The white moon was overhead, the blue just rising, a crescent. With the city lights behind him the stars were fierce and cold above the lake. Clarity, that was what they meant to him. That was what he needed tonight.

He listened to the waves striking against the pier beneath his feet. Once, a pause, again. The surging rhythm of the world. His thoughts were scattered, bobbing like the boats, refusing to coalesce. He was in some discomfort physically but that wasn't important. Weariness mostly, some bruises, a gash on one calf that he had simply ignored.

The afternoon's challenge in the lists had been effortless, in fact. One of the things with which he was having trouble.

There had been five against the two of them, and the Karcher had chosen four of the best captains in Ragosa to join him. There was a visible anger in those men, a grimness, the need to prove a point and not just about wages. It had been contrived as a display, an entertainment for court and city, not to-the-death. But even so, eyes beneath helms had been hard and cold.

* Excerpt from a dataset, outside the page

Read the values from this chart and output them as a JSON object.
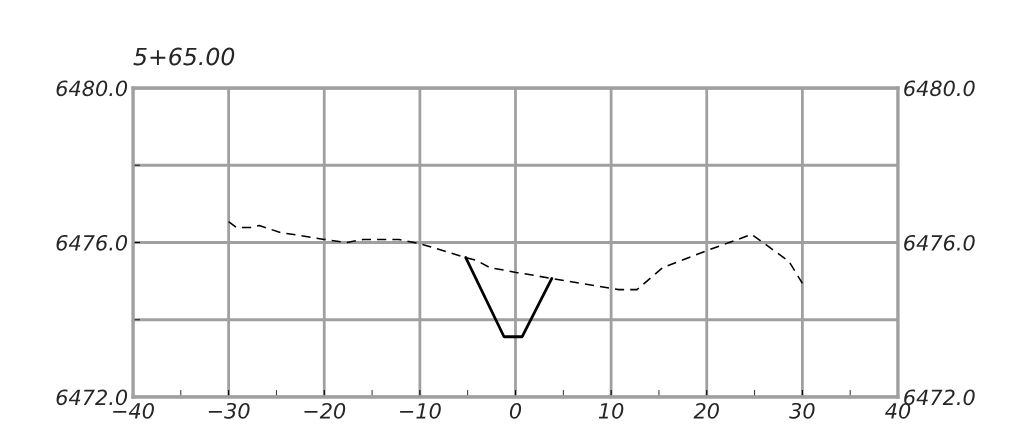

It ought never to have been so swift, so much like a dance or a dream. It was as if there had been music playing somewhere, almost but not quite heard. He had fought those five men side-by-side and then back-to-back with Rodrigo Belmonte of Valledo, whom he had never seen in his life, and it had been as nothing had ever been before, on a battlefield or anywhere else. It had felt weirdly akin to having doubled himself. To fighting as if there were two hard-trained bodies with the one controlling mind. They hadn't spoken during the fight. No warnings, tactics. It hadn't even lasted long enough for that.

On the pier above the cold, choppy waters of Lake Serrana, ibn Khairan shook his head, remembering.